A growing body of literature suggests the degree to which students feel a sense of connectedness to an institution influences academic achievement. Additionally, research indicates that many students of color are disconnected from the school setting because of a cultural divide between students and educators. The research highlights the differences in students’ sense of belonging by race, institution type (2-year or 4-year), and first-generation status. Underrepresented ethnic minority students and first-generation students report a lower sense of belonging than continuing-generation students or white students. We know, when underrepresented student populations do not feel a strong sense of belonging on their campus, it impacts how they integrate, perform and persist. Students at four-year institutions who felt a higher sense of belonging were more likely to utilize campus services such as student advising and financial aid services than those at two-year colleges. Related research suggests students who use these services are more likely to persist through their second and third years of college
Moreover, Gummadam, P., Pittman, L. D., & Ioffe, M. (2016) found that “ in the absence of a strong sense of school belonging, ethnic identity was linked with self-worth. This suggests that a strong feeling of belonging to one’s own ethnic group may protect minority students who feel disconnected from their college”. Therefore, predominantly white institutions of higher education bear a greater responsibility for ensuring the elimination of environments that perpetuate microaggressions. When students are disconnected from both a strong sense of belonging and ethnic connections, the likelihood of attrition is avoidably increased.

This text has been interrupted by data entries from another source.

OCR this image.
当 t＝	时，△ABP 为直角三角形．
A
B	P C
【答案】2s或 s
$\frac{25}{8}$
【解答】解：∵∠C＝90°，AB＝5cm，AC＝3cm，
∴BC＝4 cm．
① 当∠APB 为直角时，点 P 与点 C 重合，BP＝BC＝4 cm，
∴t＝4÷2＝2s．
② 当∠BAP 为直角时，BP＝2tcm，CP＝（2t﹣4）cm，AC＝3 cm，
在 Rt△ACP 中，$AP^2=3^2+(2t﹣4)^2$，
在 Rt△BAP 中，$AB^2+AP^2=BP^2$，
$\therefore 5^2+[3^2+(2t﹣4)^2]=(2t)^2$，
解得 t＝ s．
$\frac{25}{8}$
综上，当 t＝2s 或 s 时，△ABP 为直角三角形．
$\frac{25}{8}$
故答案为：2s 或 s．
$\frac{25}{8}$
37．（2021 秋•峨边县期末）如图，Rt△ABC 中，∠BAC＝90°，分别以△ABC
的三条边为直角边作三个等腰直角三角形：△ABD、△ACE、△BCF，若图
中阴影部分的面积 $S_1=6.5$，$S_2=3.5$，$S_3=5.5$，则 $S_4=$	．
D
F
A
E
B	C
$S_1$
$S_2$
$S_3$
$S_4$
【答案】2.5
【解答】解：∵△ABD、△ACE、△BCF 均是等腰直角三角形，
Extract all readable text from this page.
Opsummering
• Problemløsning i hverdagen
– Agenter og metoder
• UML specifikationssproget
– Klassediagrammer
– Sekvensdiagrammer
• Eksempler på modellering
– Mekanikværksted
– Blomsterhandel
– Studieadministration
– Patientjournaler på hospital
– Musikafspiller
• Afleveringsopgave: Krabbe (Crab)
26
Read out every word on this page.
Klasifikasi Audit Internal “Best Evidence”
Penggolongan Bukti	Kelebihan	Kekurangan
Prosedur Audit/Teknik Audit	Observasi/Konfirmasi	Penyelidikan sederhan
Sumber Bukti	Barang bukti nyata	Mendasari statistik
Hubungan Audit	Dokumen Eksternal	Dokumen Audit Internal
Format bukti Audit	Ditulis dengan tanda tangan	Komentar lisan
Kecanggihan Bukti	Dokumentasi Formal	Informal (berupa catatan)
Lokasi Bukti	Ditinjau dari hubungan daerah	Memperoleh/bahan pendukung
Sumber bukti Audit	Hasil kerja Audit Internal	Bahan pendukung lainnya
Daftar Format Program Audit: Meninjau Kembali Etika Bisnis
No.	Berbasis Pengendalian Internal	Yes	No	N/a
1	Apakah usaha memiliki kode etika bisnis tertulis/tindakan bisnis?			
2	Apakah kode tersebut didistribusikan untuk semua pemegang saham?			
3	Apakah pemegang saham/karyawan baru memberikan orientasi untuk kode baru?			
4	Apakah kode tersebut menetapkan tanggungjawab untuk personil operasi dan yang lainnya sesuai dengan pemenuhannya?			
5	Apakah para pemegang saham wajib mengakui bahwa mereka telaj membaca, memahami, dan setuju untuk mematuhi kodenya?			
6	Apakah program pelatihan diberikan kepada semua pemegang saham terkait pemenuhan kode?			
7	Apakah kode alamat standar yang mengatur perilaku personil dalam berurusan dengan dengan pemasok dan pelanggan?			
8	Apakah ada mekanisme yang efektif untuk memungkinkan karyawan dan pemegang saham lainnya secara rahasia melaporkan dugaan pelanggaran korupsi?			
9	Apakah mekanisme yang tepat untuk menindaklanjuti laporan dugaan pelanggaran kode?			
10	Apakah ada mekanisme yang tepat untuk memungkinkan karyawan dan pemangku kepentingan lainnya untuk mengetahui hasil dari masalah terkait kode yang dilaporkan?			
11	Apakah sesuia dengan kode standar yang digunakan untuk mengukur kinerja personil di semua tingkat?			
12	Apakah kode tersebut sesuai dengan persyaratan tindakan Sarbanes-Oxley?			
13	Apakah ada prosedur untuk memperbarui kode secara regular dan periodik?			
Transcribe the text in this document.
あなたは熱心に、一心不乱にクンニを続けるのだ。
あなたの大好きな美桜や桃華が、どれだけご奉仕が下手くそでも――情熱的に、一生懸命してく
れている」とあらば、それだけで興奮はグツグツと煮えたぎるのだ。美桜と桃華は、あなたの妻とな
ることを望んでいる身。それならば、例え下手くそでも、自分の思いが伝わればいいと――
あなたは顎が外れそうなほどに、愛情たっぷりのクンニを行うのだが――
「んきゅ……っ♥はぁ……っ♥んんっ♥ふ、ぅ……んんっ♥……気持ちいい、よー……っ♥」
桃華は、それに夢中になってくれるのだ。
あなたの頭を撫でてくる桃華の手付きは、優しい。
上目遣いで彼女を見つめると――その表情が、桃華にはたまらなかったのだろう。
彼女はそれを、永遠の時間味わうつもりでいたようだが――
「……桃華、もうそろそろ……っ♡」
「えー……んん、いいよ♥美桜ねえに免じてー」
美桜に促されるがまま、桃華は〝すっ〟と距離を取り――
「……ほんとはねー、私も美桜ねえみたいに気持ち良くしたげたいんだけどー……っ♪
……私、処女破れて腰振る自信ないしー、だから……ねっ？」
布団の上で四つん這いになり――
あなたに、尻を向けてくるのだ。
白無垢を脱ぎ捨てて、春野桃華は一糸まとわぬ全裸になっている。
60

As part of its efforts to improve retention rates and diversity, over the past several years, TCNJ has increased its efforts to better understand and enhance belongingness for typically marginalized students.
- Are there identifiable indicators that some students “belong” more than others?
- What are strategies that instructors might incorporate to minimize the possibilities for students to be marginalized and/or totally excluded within classroom settings?
- How do we effectively contribute to creating a climate that truly welcomes, respects, and engages all members of the TCNJ student population?
Gummadam, P., Pittman, L. D., & Ioffe, M. (2016). School belonging, ethnic identity, and psychological adjustment among ethnic minority college students. The Journal of Experimental Education, 84(2), 289-306.
Lee, E., LaDousa, C.edts. (2015) College Students’ Experiences of Power and Marginality: Sharing Spaces and Negotiating Differences.